Visual Generative AI: bias and taste
It is easy to see how most images of “CEO” result in males, while “nurses” are represented by women, reflecting and reinforcing the imbalances in society. “Native Americans” are mostly represented with headdresses, a stereotypical view which doesn’t reflect real life customs.
The models used in the research — Stability’s Stable DIffusion and OpenAI’s Dall-E — are trained on millions of images matched with textual descriptions, downloaded from the web. The relations between these texts and the pictures are apprehended statistically by the models. Besides the issues of privacy and authorship — few of these images have an explicit license allowing them to be used for these means — the brute usage of the materials imply that the outcomes will always reflect the existing problems in society.
If most pictures of CEOs on the Internet are of men, so will be the generated images. Large language models such as ChatGPT suffer the same fate, and that is why OpenAI adds many constraints to its usage, like the refusal to reply to some questions. Image models, however, usually don’t have these safeguards, in particular if they’re published as open source.
A lesser known prejudice in such models has to do with aesthetics and subjectivity. For people who are not WEIRD — white, educated, industrial, rich, democratic — all the images generated by AI have the same dull look. This is not to dismiss the amazing capabilities of generative engines. Technology has come a long way since the early surrealistic-looking GAN networks.

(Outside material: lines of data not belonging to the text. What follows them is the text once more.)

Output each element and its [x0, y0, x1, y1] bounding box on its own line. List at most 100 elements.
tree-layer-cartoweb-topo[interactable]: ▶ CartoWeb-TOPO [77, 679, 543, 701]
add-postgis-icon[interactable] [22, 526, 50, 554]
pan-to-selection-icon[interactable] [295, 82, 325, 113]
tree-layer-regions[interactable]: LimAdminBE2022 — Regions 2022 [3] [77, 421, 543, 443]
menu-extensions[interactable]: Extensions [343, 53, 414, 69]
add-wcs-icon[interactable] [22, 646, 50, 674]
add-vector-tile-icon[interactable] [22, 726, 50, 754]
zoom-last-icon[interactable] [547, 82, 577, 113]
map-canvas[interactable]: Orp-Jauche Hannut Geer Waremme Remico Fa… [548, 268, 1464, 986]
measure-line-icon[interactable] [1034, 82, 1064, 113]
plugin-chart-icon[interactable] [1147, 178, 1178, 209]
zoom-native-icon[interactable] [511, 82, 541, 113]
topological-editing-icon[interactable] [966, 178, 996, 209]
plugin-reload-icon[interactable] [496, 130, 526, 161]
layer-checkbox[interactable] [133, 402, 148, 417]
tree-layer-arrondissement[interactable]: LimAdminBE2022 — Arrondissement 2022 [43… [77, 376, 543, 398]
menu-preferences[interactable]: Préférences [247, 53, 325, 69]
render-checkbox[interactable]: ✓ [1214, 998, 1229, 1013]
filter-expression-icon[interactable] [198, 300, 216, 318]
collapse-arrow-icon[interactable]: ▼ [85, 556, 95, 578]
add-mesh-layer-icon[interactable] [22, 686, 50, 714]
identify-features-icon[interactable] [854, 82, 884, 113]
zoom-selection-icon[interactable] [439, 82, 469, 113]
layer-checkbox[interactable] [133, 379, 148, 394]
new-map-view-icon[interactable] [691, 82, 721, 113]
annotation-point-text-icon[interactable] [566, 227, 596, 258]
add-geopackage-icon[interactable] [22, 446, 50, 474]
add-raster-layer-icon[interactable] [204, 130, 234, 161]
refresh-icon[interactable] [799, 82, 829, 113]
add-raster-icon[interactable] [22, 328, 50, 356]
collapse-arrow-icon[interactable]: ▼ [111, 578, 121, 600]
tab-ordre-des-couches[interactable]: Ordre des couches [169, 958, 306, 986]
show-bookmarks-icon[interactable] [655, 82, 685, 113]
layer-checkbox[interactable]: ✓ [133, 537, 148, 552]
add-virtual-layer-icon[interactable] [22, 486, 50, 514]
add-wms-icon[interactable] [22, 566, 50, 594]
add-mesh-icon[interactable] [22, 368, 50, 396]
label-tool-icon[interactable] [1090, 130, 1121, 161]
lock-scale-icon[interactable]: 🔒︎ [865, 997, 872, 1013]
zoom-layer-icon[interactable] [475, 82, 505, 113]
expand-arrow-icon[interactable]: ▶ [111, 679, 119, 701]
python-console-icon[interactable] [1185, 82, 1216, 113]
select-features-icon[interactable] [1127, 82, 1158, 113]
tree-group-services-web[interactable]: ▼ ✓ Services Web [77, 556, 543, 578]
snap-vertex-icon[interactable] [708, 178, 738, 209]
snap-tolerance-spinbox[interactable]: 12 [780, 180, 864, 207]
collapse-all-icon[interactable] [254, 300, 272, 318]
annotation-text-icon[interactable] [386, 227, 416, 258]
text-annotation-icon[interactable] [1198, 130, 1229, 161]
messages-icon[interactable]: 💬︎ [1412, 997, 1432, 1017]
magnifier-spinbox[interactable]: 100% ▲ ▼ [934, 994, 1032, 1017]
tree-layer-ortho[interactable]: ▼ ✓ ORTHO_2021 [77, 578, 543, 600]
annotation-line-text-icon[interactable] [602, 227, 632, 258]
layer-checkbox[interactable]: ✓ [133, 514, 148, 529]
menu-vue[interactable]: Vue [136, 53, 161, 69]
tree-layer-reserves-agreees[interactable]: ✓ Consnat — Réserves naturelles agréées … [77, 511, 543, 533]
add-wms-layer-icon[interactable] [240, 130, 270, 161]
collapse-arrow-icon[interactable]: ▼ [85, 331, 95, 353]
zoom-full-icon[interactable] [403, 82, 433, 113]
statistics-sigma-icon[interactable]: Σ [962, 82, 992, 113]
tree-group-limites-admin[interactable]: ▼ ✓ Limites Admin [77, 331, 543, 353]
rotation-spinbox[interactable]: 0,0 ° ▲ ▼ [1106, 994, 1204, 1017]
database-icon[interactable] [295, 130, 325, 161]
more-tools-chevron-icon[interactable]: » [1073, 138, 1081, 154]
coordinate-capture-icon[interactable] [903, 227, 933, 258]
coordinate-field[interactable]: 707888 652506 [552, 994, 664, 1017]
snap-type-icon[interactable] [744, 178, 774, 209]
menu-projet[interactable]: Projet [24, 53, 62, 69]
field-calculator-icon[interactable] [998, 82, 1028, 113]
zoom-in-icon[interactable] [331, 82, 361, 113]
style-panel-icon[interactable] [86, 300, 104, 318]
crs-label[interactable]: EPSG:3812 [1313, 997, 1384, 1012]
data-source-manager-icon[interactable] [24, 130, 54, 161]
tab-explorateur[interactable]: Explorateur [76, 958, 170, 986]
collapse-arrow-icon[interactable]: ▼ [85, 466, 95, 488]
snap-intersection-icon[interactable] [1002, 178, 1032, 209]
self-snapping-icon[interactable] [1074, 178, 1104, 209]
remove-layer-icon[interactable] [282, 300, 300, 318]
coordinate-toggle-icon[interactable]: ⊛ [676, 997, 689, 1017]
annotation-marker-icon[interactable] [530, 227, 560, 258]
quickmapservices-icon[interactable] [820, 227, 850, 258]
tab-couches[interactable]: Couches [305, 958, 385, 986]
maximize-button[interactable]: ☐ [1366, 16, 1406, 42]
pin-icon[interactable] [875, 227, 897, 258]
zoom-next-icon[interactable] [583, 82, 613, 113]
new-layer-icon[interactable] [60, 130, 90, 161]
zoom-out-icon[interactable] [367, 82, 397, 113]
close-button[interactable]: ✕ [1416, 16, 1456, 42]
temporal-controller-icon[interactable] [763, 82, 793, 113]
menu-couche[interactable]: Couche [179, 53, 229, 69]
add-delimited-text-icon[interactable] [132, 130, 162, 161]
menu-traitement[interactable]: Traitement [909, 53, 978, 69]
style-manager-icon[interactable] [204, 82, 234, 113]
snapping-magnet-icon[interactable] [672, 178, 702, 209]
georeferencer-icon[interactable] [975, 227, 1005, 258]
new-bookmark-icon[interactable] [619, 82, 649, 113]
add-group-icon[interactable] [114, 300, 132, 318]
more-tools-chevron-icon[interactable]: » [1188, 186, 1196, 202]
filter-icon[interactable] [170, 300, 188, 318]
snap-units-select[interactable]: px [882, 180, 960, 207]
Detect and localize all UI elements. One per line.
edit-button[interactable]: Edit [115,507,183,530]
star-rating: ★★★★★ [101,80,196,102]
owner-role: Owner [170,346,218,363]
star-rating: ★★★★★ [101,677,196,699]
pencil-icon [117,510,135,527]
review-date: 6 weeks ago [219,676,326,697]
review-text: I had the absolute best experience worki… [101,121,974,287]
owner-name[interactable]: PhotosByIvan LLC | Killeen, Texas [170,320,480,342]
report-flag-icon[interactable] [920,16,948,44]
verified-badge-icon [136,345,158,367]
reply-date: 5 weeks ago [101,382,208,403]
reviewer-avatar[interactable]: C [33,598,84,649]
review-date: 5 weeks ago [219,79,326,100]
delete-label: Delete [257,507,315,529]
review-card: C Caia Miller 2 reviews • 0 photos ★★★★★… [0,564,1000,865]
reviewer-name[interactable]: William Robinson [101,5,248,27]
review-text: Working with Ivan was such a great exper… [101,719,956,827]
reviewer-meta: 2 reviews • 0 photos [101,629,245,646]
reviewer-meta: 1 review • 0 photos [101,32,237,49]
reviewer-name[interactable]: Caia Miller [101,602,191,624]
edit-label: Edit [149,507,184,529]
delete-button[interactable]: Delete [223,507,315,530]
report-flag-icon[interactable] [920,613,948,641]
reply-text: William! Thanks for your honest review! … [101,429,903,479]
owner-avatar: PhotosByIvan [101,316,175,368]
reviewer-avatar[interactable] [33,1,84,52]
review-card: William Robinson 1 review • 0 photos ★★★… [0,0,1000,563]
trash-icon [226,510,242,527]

But there are many elements in the training techniques of diffusion models that lead to biases in taste. First, there is the fact that again, other visual cultures are sub represented in the image sets scraped from the Internet. Users in developed countries are much more prone to publish content than counterparts in the global south.
But perhaps even more importantly, guidance of the subjective quality in the sets (and in the networks trained from them) is done practically only by people from WEIRD groups.
One way that this happens is that the raw scraped collections are not appropriate for training as they contain too many garbage pictures — out of focus, poorly lit, incomplete parts of logos… However, manually filtering five billion images for quality would be impossible.
Therefore specialized networks are trained for these tasks. And the data used to train these curating algorithms comes from voting systems. Users are shown a variety of pictures and asked to rate them on a scale of, say, 1 to 10. Once the predictor is trained, it is used to do a selection of the original set. In the case of Laion-5B (for five billion), the set originally used by Stable Diffusion, this yielded the Laion-Asthetics set, with “only” 600 millions images.
But who were these voters? Whose subjective taste got imprinted in the training set? In the case of Laion, there were votes from early generative image geeks gathered in discord groups, the participants of a digital photography competition and even a group of German high school students — all people who carry very specific kinds of visual education.
Finally, voting systems are also used during the training period of the models, to guide the generation of “good looking” pictures — and again, with votes coming majoritarily from a small, non-diverse, community of people.
Generative AI has just begun
As with any incipient media, it causes a variety of disruptions and has many edges to be trimmed. Since it is not considered a high-risk activity, it may even fall through the gaps of legislation and not be subject to mandatory safeguards. But for all of us practitioners of creative computing, it is fundamental to be aware of its problems and actively mitigate its biases.
Just like affirmative action is an effort to address imbalances of representation in education and governance, an active stance must be taken in order not to let the unfairness of society be carried onto the outputs of generative AI, which might become very influential in a not so distant future.